- From: Gildas Mazery <mazery@agence.cpu.fr>
- Date: Mon, 1 Feb 1999 04:09:37 -0500 (EST)
- To: www-jigsaw@w3.org
Hi,
Well, I apologize, what I wrote is wrong
>You've got to configure jigsaw with jigadmin to look for your servlets if
>you do not put then in a directory name "servlet" whitout "s". The default
>indexer of jigsaw for servlet will not search servlet in an other directory.
that's exactly the opposite the default indexer search sevlet in a
directory name "servlets"
>There is a problem because sun servlets assume that they are in a directory
>name "servlets" but when referring each over they act as if they were in a
>directory names "servlet" !!! I think their is a king of logical path that
>is not present in jigsaw, or it is a problem in sun spec for servlet.
Well well that is not very clear and false.
According to JSDK doc the way to call a servlet from a browser is to
use an URI like : /servlet/<servlet-name>/<path-info>?<query-args>
where the first word "/servlet/" say to the server that
what is following is a servlet call.
But jigsaw seem's to consider "/servlet/" as a directory name where
to search for a ressouces that can be any kind of ressource the
server is aware of, anong witch are the servlets.
So a servlet call that conform with
/servlet/<servlet-name>/<path-info>?<query-args> will work with
jigsaw if the servlet that is called is located in a directory name
"servlet" and if this directory has been properly set up with jigadmin,
(with a ServletDirectoryFrame) and the servlet set up with a
ServletWrapper.
Those setting nust be done manualy because the default indexer for
servlet only take in account the directory "servlets"
So if you want to create a servlet that produce HTML code including
call to other servlets and want the whole set of servlets to work with
other servers than jigsaw, you've got to conform to the standard
calling syntaxe, and not use the possibilities offered by jigsaw :
calling servlets juste giving its directory follow by its name.
As a consequence you've got to put your servlets in a directory name
"servlet" and do the setting up manually.

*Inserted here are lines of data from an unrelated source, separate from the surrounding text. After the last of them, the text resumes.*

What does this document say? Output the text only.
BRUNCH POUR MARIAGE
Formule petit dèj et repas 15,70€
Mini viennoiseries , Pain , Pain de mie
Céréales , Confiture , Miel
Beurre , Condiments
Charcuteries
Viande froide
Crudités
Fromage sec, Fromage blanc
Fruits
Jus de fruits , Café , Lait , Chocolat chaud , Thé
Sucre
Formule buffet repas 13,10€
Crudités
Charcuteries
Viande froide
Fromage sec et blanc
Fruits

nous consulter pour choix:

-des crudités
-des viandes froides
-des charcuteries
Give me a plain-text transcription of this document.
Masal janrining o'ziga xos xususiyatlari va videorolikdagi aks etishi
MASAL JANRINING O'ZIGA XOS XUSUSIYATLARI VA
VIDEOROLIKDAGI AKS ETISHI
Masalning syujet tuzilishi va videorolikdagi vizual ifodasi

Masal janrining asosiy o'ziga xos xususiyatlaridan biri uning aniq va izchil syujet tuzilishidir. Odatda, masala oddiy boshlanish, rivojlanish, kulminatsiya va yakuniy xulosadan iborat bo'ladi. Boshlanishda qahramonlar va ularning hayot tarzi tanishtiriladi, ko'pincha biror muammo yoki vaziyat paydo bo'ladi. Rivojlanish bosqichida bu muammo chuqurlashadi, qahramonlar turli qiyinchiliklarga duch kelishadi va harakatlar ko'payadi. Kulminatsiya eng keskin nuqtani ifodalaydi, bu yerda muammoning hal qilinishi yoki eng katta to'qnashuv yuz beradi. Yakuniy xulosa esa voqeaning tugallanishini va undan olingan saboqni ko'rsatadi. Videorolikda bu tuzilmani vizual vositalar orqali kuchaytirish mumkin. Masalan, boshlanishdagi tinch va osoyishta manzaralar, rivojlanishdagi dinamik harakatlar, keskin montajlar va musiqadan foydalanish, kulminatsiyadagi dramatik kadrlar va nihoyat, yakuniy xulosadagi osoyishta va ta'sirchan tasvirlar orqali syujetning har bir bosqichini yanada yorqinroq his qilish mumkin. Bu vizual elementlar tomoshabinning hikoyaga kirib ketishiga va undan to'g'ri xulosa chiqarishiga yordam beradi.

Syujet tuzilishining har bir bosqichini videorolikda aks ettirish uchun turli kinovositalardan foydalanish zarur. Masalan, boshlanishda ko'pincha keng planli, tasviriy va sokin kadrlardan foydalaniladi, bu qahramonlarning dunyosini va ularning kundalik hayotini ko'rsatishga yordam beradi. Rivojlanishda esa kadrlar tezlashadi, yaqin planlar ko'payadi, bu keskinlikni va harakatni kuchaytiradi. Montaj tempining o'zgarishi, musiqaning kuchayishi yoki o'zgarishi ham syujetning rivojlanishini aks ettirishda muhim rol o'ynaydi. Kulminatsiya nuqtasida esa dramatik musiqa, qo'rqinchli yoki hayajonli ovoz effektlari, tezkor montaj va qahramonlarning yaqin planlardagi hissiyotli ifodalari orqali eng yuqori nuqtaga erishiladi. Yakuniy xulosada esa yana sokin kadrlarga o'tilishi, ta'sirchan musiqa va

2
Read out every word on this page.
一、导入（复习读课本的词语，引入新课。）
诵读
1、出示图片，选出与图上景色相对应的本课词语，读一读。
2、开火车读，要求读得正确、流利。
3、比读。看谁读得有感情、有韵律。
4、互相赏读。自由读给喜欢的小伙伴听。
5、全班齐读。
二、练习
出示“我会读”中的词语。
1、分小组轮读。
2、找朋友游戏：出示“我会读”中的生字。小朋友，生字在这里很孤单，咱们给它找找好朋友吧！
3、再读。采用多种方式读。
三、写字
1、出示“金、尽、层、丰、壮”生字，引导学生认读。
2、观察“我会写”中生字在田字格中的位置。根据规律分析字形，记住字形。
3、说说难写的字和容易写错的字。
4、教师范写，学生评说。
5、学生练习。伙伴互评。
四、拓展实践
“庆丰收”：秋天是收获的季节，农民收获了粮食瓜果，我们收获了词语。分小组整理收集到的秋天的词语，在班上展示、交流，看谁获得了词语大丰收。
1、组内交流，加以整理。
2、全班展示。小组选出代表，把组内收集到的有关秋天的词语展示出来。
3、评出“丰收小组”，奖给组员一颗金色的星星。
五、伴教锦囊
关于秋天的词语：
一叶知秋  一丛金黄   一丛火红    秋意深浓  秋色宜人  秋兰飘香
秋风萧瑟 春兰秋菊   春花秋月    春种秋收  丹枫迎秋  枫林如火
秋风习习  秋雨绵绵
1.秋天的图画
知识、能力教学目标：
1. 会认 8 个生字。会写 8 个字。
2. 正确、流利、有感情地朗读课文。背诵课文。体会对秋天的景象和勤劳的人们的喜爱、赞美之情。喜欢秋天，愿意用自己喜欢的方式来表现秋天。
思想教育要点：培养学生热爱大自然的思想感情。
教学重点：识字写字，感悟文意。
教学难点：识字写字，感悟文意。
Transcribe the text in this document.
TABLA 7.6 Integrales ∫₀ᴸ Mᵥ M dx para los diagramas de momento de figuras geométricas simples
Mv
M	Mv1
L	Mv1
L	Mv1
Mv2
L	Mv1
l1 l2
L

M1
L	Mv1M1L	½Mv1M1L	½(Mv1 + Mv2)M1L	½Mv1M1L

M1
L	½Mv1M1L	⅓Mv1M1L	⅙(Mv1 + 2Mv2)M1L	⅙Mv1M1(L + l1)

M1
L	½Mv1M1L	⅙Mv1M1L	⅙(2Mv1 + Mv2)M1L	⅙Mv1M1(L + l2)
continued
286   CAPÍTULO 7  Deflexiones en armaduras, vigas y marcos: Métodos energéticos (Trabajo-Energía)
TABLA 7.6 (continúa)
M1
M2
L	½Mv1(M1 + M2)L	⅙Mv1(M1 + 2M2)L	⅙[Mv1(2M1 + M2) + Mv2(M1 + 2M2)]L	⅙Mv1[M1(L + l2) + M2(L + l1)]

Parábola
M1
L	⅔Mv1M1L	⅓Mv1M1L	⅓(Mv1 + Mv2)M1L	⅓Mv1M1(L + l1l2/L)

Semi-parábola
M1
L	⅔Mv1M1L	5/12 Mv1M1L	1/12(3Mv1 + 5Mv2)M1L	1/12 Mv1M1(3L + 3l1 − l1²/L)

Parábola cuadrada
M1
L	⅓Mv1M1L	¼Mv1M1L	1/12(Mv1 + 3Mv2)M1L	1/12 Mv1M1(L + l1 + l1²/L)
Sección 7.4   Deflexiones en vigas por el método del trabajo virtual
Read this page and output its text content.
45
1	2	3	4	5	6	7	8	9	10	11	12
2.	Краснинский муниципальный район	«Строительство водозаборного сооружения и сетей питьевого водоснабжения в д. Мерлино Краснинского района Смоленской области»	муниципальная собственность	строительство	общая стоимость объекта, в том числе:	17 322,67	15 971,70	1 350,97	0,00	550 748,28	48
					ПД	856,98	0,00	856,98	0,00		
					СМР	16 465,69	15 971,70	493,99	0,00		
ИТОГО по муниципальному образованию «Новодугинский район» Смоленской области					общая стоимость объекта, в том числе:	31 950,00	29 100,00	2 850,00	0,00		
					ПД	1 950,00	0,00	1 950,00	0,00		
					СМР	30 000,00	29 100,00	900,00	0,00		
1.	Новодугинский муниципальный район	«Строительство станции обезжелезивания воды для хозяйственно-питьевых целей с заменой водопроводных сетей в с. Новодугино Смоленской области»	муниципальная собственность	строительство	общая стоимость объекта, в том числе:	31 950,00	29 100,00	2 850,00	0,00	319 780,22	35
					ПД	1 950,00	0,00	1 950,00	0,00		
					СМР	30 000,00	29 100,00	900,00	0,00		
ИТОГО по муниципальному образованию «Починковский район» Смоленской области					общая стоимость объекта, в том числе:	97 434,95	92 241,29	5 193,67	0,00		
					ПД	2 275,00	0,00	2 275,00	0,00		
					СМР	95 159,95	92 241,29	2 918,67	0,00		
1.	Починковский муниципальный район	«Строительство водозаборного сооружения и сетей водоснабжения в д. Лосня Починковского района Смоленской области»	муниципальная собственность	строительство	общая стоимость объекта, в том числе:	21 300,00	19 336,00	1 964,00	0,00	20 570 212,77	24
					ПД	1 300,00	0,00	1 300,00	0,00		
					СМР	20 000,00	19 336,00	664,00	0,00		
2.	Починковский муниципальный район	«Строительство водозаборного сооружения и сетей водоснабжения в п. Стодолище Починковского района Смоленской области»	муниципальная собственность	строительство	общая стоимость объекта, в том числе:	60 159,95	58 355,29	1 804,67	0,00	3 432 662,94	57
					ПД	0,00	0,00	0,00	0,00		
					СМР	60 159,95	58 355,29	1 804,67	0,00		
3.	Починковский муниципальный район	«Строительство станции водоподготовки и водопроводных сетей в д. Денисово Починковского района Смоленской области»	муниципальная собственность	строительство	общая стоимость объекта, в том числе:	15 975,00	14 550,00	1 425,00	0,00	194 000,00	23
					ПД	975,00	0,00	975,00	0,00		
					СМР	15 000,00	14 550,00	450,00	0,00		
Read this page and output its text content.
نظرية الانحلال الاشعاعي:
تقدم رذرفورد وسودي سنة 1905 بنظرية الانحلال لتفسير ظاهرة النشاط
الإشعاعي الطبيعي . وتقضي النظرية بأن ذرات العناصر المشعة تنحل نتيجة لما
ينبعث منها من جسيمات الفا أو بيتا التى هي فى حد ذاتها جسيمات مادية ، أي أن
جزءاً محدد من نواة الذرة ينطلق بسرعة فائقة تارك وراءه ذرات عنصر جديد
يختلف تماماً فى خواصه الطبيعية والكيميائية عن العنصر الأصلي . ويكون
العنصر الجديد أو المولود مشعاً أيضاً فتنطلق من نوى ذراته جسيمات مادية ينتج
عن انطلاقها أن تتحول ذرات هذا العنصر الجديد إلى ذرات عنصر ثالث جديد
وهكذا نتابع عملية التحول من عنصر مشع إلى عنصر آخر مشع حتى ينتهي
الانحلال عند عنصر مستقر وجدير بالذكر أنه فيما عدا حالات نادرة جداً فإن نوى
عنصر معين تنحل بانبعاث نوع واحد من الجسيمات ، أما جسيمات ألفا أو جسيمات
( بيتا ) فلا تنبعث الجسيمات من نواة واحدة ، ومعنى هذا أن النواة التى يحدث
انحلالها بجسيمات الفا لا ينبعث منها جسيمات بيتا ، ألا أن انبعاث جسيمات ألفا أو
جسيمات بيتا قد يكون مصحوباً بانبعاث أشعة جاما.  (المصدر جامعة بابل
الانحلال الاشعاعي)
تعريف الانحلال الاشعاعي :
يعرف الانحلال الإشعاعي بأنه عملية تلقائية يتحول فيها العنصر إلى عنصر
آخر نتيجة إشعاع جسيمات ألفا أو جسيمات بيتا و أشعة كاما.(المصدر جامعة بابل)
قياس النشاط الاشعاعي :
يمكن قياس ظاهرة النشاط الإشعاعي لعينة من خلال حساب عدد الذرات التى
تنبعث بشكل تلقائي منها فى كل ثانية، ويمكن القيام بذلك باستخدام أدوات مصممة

In conterpart of this manual work jigsaw offer a
great ease of use for the developper : it will automaticaly
reload a servlet when the class file is changed, no need to stop
and restart the server.
You can find a illustration of this setting up problem with the
example "bookstore" in sun's java tutorial. This example work
with servletrunner but does not work with jigsaw's default setting.
This example is a set of servlets that generate HTML code.
This code contains link to some servlets of the set, those links
are hard code like this one :
<a href="/servlet/showcart"> Check Shopping Cart</a>
This URI respect the standard way to invoke a servlet in any server
as it is said in JSDK doc. But this URI won't work with jigsaw if
you just put the servlets in the directory "servlets" and let
the default indexer doing the setting up of the servlets.
This exampe will work if you put the servlets in a directory named
"servlet" and make the setting up yourself.
With the default setting the URI :
<a href="/servlet/showcart"> Check Shopping Cart</a>
will not work because jigsaw mistake "/servlet/" for a directory name
that does not exist. One top of that jigsaw will not find the servlet
"showcart" because the indexer does not take in account the
servlet.properties file and use the classes file name as the servlet
name (here the class file for the servlet "showcart" is
"ShowCartServlet.class".
To conclude, you can create servlet with jigsaw that can
work with other server if you do not use all jigsaw possibilities
for calling servlet.
Gildas
Ps : sorry for my poor english, and my previous erroneous message
Received on Monday, 1 February 1999 04:11:29 UTC